The U.S. Navy has commenced flight testing of the latest MQ-8C Fire Scout equipped with the Leonardo AN/ZPY-8 radar. The Fire Scout is an unmanned helicopter designed to provide reconnaissance, situational awareness, aerial fire support and precision targeting support for ground, air and sea assets.
Capable of autonomous take-off and landing the MQ-8C airframe is based on the Bell 407, while the avionics and other systems are developed from those used on its predecessor, the MQ-8B Fire Scout.
Although no requirement for radar was initially stipulated by the US Navy, Northrop Grumman has demonstrated several examples since the MQ-8C first flew in 2013, and this has convinced the Navy of the advantages such an upgrade will bring.
The AN/ZPY-8 is the US Navy’s version of the British-built Leonardo Osprey MM. This multi-mode surveillance radar features an active electronically scanned array (AESA) surveillance capability, bringing together wide-azimuth and elevation electronically scanned fixed antennas with a compact radar signal processor and multi-channel receiver.
This radar will provide the Fire Scout with high-performance sea surveillance against difficult targets, as well as high-resolution ground mapping, small and low-speed target indication and air-to-air surveillance.
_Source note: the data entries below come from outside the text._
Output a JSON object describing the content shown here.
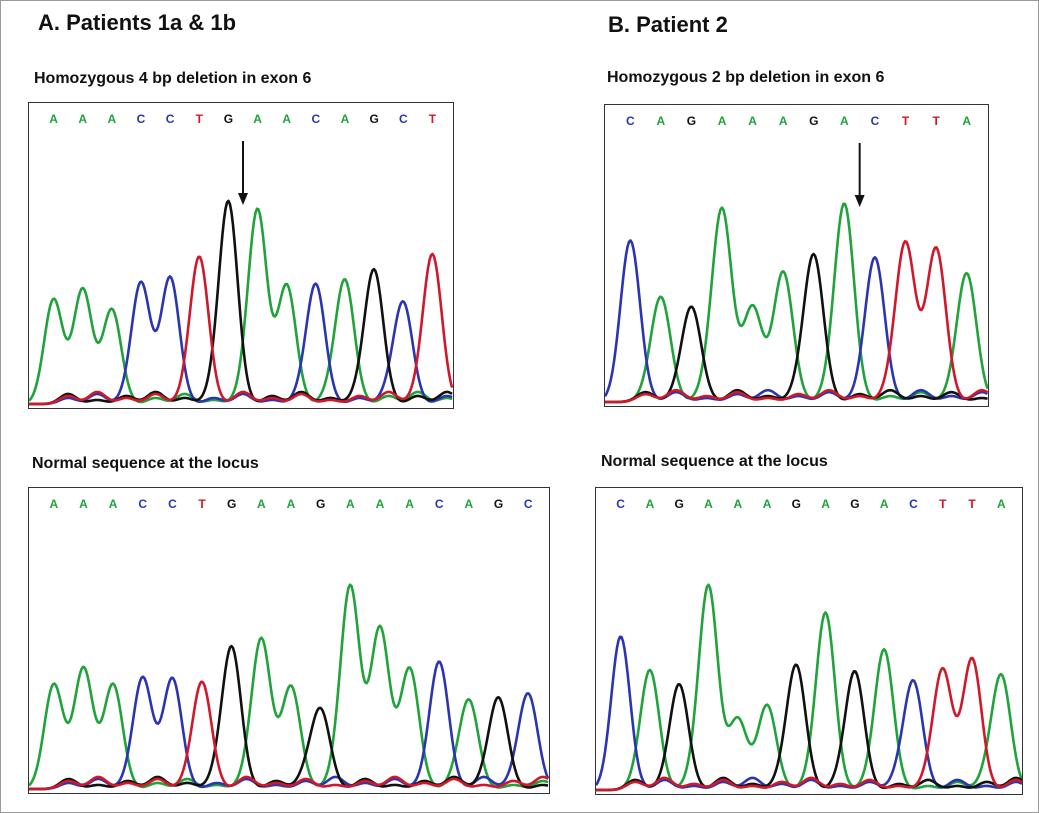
{
  "colors": {
    "A": "#1fa33a",
    "C": "#2b35b0",
    "G": "#111111",
    "T": "#d0182b"
  },
  "panels": [
    {
      "id": "panel-A",
      "title": "A. Patients 1a & 1b",
      "traces": [
        {
          "key": "p1-mutant",
          "label": "Homozygous 4 bp deletion in exon 6",
          "sequence": [
            "A",
            "A",
            "A",
            "C",
            "C",
            "T",
            "G",
            "A",
            "A",
            "C",
            "A",
            "G",
            "C",
            "T"
          ],
          "peaks": [
            0.52,
            0.57,
            0.47,
            0.6,
            0.63,
            0.73,
            1.0,
            0.96,
            0.59,
            0.59,
            0.61,
            0.66,
            0.5,
            0.74
          ],
          "arrow_at": 6.5
        },
        {
          "key": "p1-normal",
          "label": "Normal sequence at the locus",
          "sequence": [
            "A",
            "A",
            "A",
            "C",
            "C",
            "T",
            "G",
            "A",
            "A",
            "G",
            "A",
            "A",
            "A",
            "C",
            "A",
            "G",
            "C"
          ],
          "peaks": [
            0.52,
            0.6,
            0.52,
            0.55,
            0.55,
            0.53,
            0.7,
            0.74,
            0.51,
            0.39,
            1.0,
            0.8,
            0.6,
            0.63,
            0.44,
            0.45,
            0.47
          ]
        }
      ]
    },
    {
      "id": "panel-B",
      "title": "B. Patient 2",
      "traces": [
        {
          "key": "p2-mutant",
          "label": "Homozygous 2 bp deletion in exon 6",
          "sequence": [
            "C",
            "A",
            "G",
            "A",
            "A",
            "A",
            "G",
            "A",
            "C",
            "T",
            "T",
            "A"
          ],
          "peaks": [
            0.82,
            0.53,
            0.48,
            0.97,
            0.48,
            0.66,
            0.74,
            1.0,
            0.73,
            0.8,
            0.78,
            0.65
          ],
          "arrow_at": 7.5
        },
        {
          "key": "p2-normal",
          "label": "Normal sequence at the locus",
          "sequence": [
            "C",
            "A",
            "G",
            "A",
            "A",
            "A",
            "G",
            "A",
            "G",
            "A",
            "C",
            "T",
            "T",
            "A"
          ],
          "peaks": [
            0.76,
            0.59,
            0.52,
            1.0,
            0.35,
            0.42,
            0.61,
            0.87,
            0.58,
            0.69,
            0.53,
            0.59,
            0.65,
            0.56
          ]
        }
      ]
    }
  ]
}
“[This] radar significantly increases Fire Scout’s detection and tracking of targets. The ability to simultaneously employ multiple modes supports U.S. Navy intelligence, surveillance and reconnaissance requirements,” said Melissa Packwood, program manager, tactical autonomous systems, Northrop Grumman. “This increased capability enables Fire Scout to extend ranges to meet emerging requirements.”
The MQ-8C’s first flight with the radar occurred on 27 February, and testing began with several weeks of ground tests prior to the first actual flight. Testing will continue as the Navy and Northrop Grumman consider mission expansion opportunities for the platform.
To date, Northrop Grumman has delivered 32 of 38 MQ-8Cs to the Navy, all of which will be retrofitted with the AN/ZPY-8 radar. The MQ-8C achieved initial operational capability in June 2019, and is scheduled for its first deployment in 2021.